Hari itu adalah hari Jum’at Pon, di suatu pagi hari yang cerah di daerah Pengging yang
terletak di kaki gunung Merapi, daerah yang subur, beberapa embun masih menempel di
daun, didalam halaman rumah Ki Ageng Pengging.
Dengan memanggul cangkul, Ki Ageng Pengging bersiap berangkat kesawah.
"Hm, kenapa hari ini hatiku merasa tak tenang" berkata Ki Ageng Pengging di dalam hatinya.
Ketika kakinya mulai melangkah, hati Ki Ageng tercekat, hampir terloncat, ketika mendengar
pekikan lirih seekor burung gagak.
“Kenapa suara burung gagak yang lemah, telah mampu mengejutkan aku” guman Ki Ageng
Pengging.
Keduanya lalu menuju pendapa dan utusan dari Tingkir itupun duduk berhadapan dengan Ki
Ageng Pengging.
“Saya hanya sebentar Ki Ageng, hanya menyampaikan berita, bahwa Ki Ageng Tingkir tadi
malam telah meninggal dunia “ kata utusan dari desa Tingkir.
Betapa terkejutnya Ki Ageng Pengging, mendengar berita itu, sesaat mulutnya seperti
terkunci, tapi setelah kesadarannya pulih, terdengar beberapa kalimat lirih, terucap dari
mulutnya.
Utusan dari Tingkirpun berdiam diri, menunggu perintah dari Ki Ageng Pengging.
“Pulanglah dulu ke Tingkir, aku segera kesana”, kata Ki Ageng Pengging.
“Baik Ki Ageng, saya mohon pamit”, kata utusan dari Tingkir yang segera berdiri, dan
berjalan menuju kudanya lalu dipacunya kembali kudanya menuju ke desa Tingkir.
Dari pendapa, Ki Ageng Pengging segera mencari istrinya, dan berkata :”Nyai, Ki Ageng
Tingkir telah meninggal dunia, aku akan pergi ke Tingkir sekarang”.
“Baik Ki Ageng” kata Nyai Ageng Pengging.

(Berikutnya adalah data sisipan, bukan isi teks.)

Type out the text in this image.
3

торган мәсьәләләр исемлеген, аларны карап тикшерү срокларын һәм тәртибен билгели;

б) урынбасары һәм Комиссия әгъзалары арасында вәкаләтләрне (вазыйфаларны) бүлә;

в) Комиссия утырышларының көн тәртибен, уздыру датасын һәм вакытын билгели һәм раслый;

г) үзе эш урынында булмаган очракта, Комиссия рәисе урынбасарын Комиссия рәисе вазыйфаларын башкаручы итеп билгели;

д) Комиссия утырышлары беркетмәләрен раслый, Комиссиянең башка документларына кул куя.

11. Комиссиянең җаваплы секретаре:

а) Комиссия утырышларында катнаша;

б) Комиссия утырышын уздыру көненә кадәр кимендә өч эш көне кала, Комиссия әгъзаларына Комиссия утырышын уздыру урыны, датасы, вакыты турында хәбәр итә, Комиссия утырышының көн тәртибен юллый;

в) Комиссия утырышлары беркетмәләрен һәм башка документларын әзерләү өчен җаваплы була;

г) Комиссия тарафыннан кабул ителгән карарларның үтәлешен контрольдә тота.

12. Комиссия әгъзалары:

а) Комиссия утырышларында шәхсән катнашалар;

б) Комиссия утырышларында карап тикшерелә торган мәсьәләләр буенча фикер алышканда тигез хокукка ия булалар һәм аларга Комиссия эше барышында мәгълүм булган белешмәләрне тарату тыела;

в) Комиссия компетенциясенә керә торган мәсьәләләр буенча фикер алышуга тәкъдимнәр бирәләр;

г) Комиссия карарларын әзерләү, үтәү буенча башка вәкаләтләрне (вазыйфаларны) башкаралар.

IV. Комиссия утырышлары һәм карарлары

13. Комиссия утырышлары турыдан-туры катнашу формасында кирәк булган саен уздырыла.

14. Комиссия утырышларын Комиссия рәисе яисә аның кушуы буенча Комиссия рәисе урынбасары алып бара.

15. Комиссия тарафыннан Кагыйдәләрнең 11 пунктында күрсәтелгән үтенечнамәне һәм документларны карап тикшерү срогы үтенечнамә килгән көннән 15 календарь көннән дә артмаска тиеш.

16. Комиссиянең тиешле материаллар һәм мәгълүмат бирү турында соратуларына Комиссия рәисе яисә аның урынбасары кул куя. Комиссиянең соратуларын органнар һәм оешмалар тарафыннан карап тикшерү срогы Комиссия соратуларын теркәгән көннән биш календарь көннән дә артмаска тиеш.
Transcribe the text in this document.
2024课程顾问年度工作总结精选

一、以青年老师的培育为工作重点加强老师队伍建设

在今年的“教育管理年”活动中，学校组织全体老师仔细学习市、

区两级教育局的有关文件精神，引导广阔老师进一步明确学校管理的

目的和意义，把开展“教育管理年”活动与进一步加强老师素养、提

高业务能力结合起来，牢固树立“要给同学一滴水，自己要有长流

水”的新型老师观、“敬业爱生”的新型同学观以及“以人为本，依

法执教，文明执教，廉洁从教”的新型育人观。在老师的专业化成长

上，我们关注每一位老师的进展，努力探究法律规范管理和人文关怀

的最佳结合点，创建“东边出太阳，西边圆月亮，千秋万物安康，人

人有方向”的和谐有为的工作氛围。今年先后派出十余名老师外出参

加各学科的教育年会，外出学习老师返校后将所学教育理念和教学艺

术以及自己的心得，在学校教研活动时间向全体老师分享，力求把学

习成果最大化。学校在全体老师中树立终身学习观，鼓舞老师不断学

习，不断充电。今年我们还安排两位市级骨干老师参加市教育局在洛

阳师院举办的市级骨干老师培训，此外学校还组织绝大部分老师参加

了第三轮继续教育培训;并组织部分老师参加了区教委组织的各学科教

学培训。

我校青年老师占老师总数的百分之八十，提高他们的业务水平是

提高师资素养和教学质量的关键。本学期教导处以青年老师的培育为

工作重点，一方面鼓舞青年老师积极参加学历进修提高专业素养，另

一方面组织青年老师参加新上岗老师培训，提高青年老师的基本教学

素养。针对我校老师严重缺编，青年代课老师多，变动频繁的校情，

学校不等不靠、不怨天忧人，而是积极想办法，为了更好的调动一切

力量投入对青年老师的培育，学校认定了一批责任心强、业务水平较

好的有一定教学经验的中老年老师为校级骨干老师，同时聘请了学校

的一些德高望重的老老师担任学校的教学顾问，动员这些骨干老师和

Ki Ageng Pengging segera menyiapkan kudanya, dan dipacunya dengan cepat menuju desa
Tingkir.
Mendung menyelimuti desa Tingkir, kedatangan Ki Ageng Pengging ke Tingkir, disambut
dengan linangan air mata Nyai Ageng Tingkir.
“Adi, kakakmu telah mendahului pergi“ kata Nyai Ageng Tingkir.
Ki Ageng Pengging tidak mampu berkata apapun, dirinya merasa kehilangan atas kematian
Ki Ageng Tingkir, terlintas dalam ingatannya, selama ini mereka bersama-sama menuntut
ilmu mengalami susah dan senang berdua, dan sekarang Ki Ageng Tingkir telah
mendahuluinya.
Dilihatnya Nyai Ageng yang masih berurai air mata, Ki Ageng Pengging berkata dalam
hati :“Betapa sepi hidup Nyai Ageng Tingkir“
Upacara pemakamanpun segera dilangsungkan, dan setelah selesai upacara pemakaman,
maka Ki Ageng Pengging minta diri pulang ke Pengging.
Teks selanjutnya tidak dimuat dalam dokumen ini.